Ôtant leurs vêtements couche après couche, et les disposant sur une étagère dans un petit panier prévu à cet effet, elles se retrouvèrent rapidement toutes deux aussi nues qu’un enfant tout juste né. La pudeur n’avait rien à faire en ce lieu, où il était tout à fait banal de se retrouver ainsi dévêtu. Il suffisait de relativiser ; les corps des femmes n’étaient pas si différents les uns des autres, et il n’y avait rien d’étrange à se mettre à nu, littéralement, dans un si grand espace réservé au bain.
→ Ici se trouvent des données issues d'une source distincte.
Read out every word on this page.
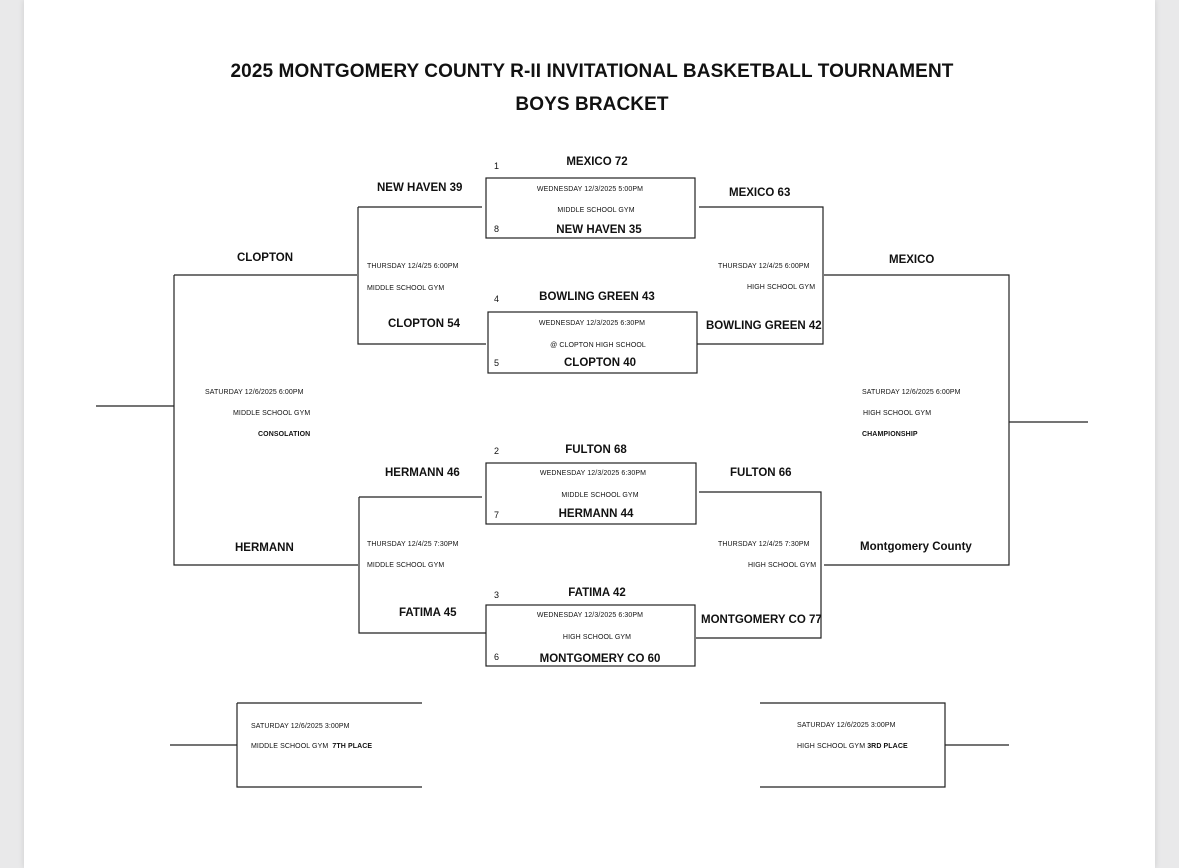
2025 MONTGOMERY COUNTY R-II INVITATIONAL BASKETBALL TOURNAMENT
BOYS BRACKET
1	MEXICO 72
WEDNESDAY 12/3/2025 5:00PM
MIDDLE SCHOOL GYM
8	NEW HAVEN 35
4	BOWLING GREEN 43
WEDNESDAY 12/3/2025 6:30PM
@ CLOPTON HIGH SCHOOL
5	CLOPTON 40
2	FULTON 68
WEDNESDAY 12/3/2025 6:30PM
MIDDLE SCHOOL GYM
7	HERMANN 44
3	FATIMA 42
WEDNESDAY 12/3/2025 6:30PM
HIGH SCHOOL GYM
6	MONTGOMERY CO 60
NEW HAVEN 39
THURSDAY 12/4/25 6:00PM
MIDDLE SCHOOL GYM
CLOPTON 54
HERMANN 46
THURSDAY 12/4/25 7:30PM
MIDDLE SCHOOL GYM
FATIMA 45
MEXICO 63
THURSDAY 12/4/25 6:00PM
HIGH SCHOOL GYM
BOWLING GREEN 42
FULTON 66
THURSDAY 12/4/25 7:30PM
HIGH SCHOOL GYM
MONTGOMERY CO 77
CLOPTON
SATURDAY 12/6/2025 6:00PM
MIDDLE SCHOOL GYM
CONSOLATION
HERMANN
MEXICO
SATURDAY 12/6/2025 6:00PM
HIGH SCHOOL GYM
CHAMPIONSHIP
Montgomery County
SATURDAY 12/6/2025 3:00PM
MIDDLE SCHOOL GYM 7TH PLACE
SATURDAY 12/6/2025 3:00PM
HIGH SCHOOL GYM 3RD PLACE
De l’autre côté de la pièce se trouvait une grande salle de bain ; un système de pompe permettait d’apporter l’eau à des robinets, près desquels avaient été installés des sièges et des miroirs de métal poli. Chaque personne pouvait en choisir un, et se laver grâce aux pains de savons et à l’eau courante – quoi qu’un peu fraîche par moments, selon l’arrivage – mis à disposition, avant de prendre la direction des bains d’eau chaude provenant directement des montagnes.

Ses cheveux châtains relevés en un chignon, Efa fut la première à se glisser dans le grand bain extérieur ; l’eau chaude lui arrivait juste au-dessus de la poitrine une fois qu’elle se fut assise au fond du bassin, sur les pierres polies. Dylis choisit une place un peu plus loin, sur une marche, et se contenta de garder l’eau à la température horriblement élevée au niveau de ses hanches. La neige qui tombait rafraichissait sa peau lorsqu’elle s’échouait dessus.

 

« Dis, lança-t-elle, il doit bien y avoir une raison pour laquelle il ne dit jamais rien, ton chasseur, non ?

– J’imagine que oui, fit Efa en tapotant la surface de l’eau du bout de ses longs doigts fins qui commençaient à prendre une teinte rougeâtre à cause de la chaleur. Mais même moi, je ne l’ai jamais entendu réellement parler.

– Et ça ne le dérange pas ? Les gens doivent bien raconter des choses dans son dos, non ? »

 

Dylis s’était étirée, la tête renversée en arrière, tournée vers le ciel. Un flocon vint tomber sur sa paupière, et fondit aussitôt sous la chaleur de son corps et des vapeurs d’eau.

 

« C’est ça, sa force, répondit l’assistante d’un air un peu rêveur. Il se moque de ce que racontent les autres. Il préfère en rire. J’aimerais être comme lui, avoir tant confiance en moi que l’avis des autres ne me fait plus rien. »

 

Ses joues rougissaient encore. Était-ce à cause de la chaleur des bains, ou bien était-ce à cause de ses sentiments ? Dylis l’ignorait, et ne voulait rien entendre à ce sujet. La simple présence d’Efa dans le même bain qu’elle suffisait à l’irriter, mais il fallait faire avec et jouer la sympathie.

Non-loin d’elles, quelques autres femmes se prélassaient, savourant la tranquillité du début de la soirée. Le ciel commençait à prendre une teinte sombre ; le crépuscule ne devrait plus tarder, la lune montait paisiblement pour prendre la place qu’occupait le soleil quelques heures auparavant. Et à travers le ciel aux riches teintes, les flocons de neige glissaient sous le vent, portés par la brise, s’échouant au sol ou se dissipant dans la chaleur de la source thermale.